The Isabella Stewart Gardner Museum’s music season gets underway with back-to-back concerts of mostly site-specific repertoire this weekend. The highlight may come in a commissioned work responding to Whistler’s “Nocturne, Blue and Silver: Battersea Reach,” which hangs in the Museum’s Yellow Room. Jessica Meyer wrote Grasping for Light during her week-long residency at the Museum last March.
Other items in A Far Cry’s “Portraits,” featuring music inspired by renowned works of art, include Mussorgsky’s Pictures at an Exhibition, and Respighi’s Botticelli Triptych, nods to the Museum’s upcoming Botticelli exhibition, which opens Feb. 2019. William Grant Still took inspiration for “Mother and Child,” part of his Suite for Violin and Piano, from Sargent Johnson’s lithograph, “Mother and Child.”
In celebration of the Boston native’s centennial, violinist Tai Murray will join A Far Cry, in Bernstein’s “Agathon” from Serenade after Plato’s Symposium
“Portraits” runs on Saturday at 3 p.m. and Sunday at 1:30 p.m in the Museum’s Calderwood Hall. Tickets ($15 – $36) include museum admission, and may be purchased HERE or at the door.

“Grasping for Light serves as a metaphor for how Mrs. Gardner was able to move beyond the stagnant mist of her mental state toward the light of who she was supposed to be,” says Meyer. After the death of her only child, she fell into a debilitating depression, for which her doctor prescribed travel and new experiences.

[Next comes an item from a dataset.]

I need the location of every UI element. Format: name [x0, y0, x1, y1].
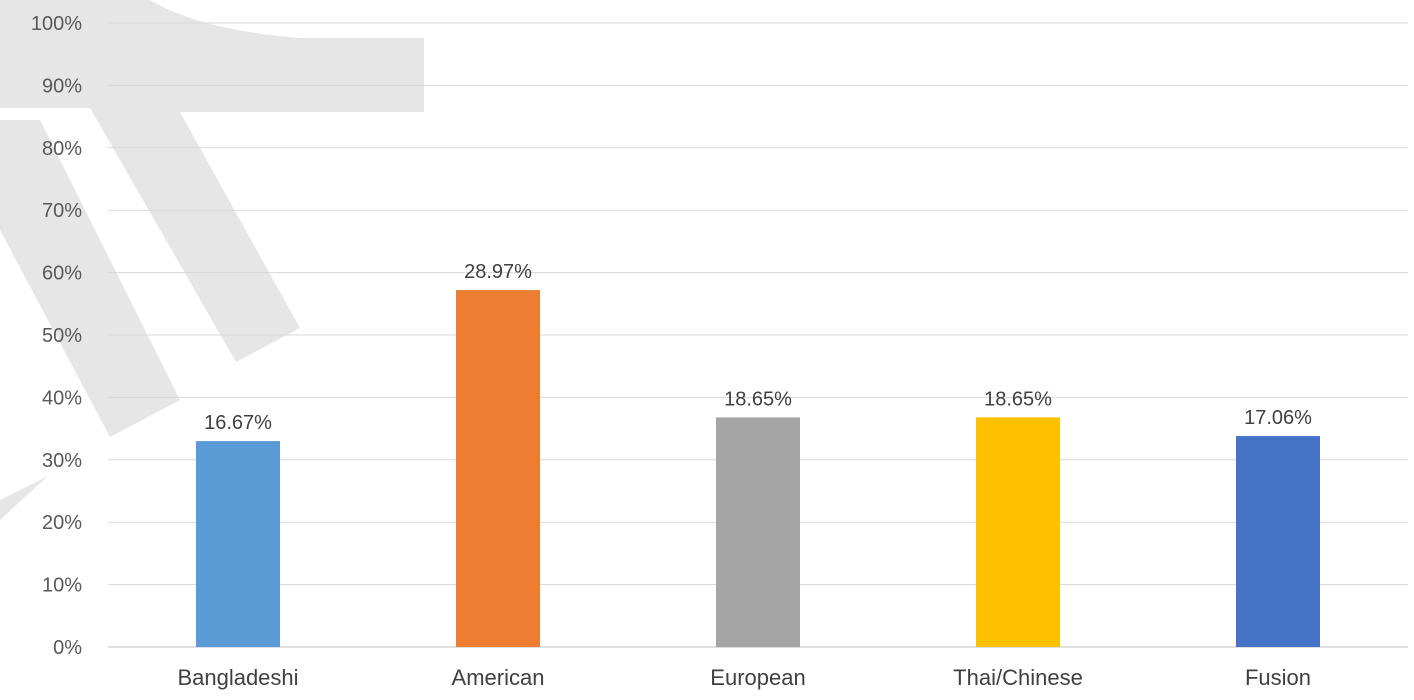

Her emergence from the tragedy and subsequent world travels rekindled her passion for art and her mission to collect it.
Entering its ninth season in a 10-year residency, A Far Cry has been the Gardner’s resident chamber orchestra since 2010. The Grammy-nominated group is known for its conductorless play, musical variety, and commitment to new music.
Violinist Tai Murray, based between New York and Berlin, has performed alongside the Chicago Symphony, Atlanta Symphony, BBC Symphony Orchestra, Manchester BBC Philharmonic Orchestra, BBC Scottish Symphony Orchestra, BBC National Orchestra of Wales, and Royal Liverpool Philharmonic, among others.